Burcu also referred to Anastasiades’ reference that legislation has already been passed by parliament for the creation of the hydrocarbons’ fund that takes into account the rights of the Turkish Cypriots.
“This is not convincing,” said Burcu.
“We want it to be understood that Turkish Cypriots should participate in all phases of hydrocarbons’ operations and have a say in the procedures. If a fund is created, this is something that should be decided together,” he added.
“One-sided decisions and creating funds by excluding the Turkish Cypriot side does not give us a sense of guarantee because our rights cannot be left to the mercy of the Greek Cypriots.”
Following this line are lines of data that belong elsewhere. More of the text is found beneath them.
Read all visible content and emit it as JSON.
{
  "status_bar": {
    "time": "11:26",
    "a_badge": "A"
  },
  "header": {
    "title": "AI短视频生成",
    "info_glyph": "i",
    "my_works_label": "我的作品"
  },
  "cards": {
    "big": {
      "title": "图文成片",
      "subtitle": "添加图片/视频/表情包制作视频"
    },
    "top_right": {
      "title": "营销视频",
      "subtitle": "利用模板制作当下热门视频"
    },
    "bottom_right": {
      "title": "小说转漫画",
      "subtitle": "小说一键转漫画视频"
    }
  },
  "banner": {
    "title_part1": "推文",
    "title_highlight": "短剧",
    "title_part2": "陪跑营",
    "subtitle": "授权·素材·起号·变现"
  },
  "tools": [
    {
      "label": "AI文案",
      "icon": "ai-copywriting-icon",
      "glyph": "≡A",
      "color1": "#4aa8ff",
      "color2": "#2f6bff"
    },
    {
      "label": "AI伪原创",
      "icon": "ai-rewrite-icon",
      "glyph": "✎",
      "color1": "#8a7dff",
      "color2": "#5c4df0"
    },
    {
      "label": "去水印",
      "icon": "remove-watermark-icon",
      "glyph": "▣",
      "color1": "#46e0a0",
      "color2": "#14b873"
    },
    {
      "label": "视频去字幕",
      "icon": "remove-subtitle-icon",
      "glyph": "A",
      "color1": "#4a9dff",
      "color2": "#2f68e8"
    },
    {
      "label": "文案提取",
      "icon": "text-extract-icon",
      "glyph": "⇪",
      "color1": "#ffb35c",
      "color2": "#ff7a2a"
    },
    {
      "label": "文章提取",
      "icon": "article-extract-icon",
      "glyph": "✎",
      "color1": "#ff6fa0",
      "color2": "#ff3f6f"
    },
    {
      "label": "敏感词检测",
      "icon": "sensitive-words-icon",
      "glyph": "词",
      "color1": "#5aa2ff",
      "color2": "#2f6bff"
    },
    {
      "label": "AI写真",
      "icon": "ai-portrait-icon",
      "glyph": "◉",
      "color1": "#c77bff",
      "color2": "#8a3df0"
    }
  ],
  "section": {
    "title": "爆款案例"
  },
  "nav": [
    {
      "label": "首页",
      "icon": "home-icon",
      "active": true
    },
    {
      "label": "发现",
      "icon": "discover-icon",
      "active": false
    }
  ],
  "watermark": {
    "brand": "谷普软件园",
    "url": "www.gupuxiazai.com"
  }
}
Akinci, he said, would discuss all of this at the informal meeting of the two leaders on August 9.
“We believe that it is a priority for all to eliminate the climate of tension that exists and open the door to actions that will benefit all sides in Cyprus,” Burcu said.
Later in the day, CNA, citing sources, said the Greek Cypriot side was ready to provide additional assurances as regards the proceeds Cyprus talks entered their final stage.
Anastasiades said he did not agree with bringing gas into the negotiations because the process needed to focus on a solution. But in the final stages of negotiations, the Greek Cypriot side could give additional assurances to alleviate the concerns of the Turkish Cypriots, especially as regards any proceeds from the hydrocarbons’ fund.
The sources told CNA that if an informal conference was convened, the Greek Cypriot side would ask for the resumption of negotiations under the UN framework as a continuation of the talks where they left off in Crans-Montana in 2017.
According to the same sources, the informal conference could be held in New York in September following the UN General Assembly.
The response to Akinci came after the party leaders last week unanimously rejected the Turkish Cypriot leader’s proposal for joint decision-making on hydrocarbons, arguing that it distracted from the essence of seeking a solution to the Cyprus problem and the need for immediate resumption of substantive negotiations.
Political parties also said in a joint statement that Akinci’s proposal contained provisions that did not serve the best interests of the Republic of Cyprus and the Cypriot people as a whole.
On Saturday, Akel made public a letter it sent Anastasiades calling on him to declare that the involvement of the Turkish Cypriots in natural gas issues could be discussed if there was a strategic agreement that would lead to a solution.
Although Akel was a party to the joint rejection of Akinci’s proposal, it said Anastasiades should have made a counterproposal rather than outright reject the Turkish Cypriot leader’s proposal.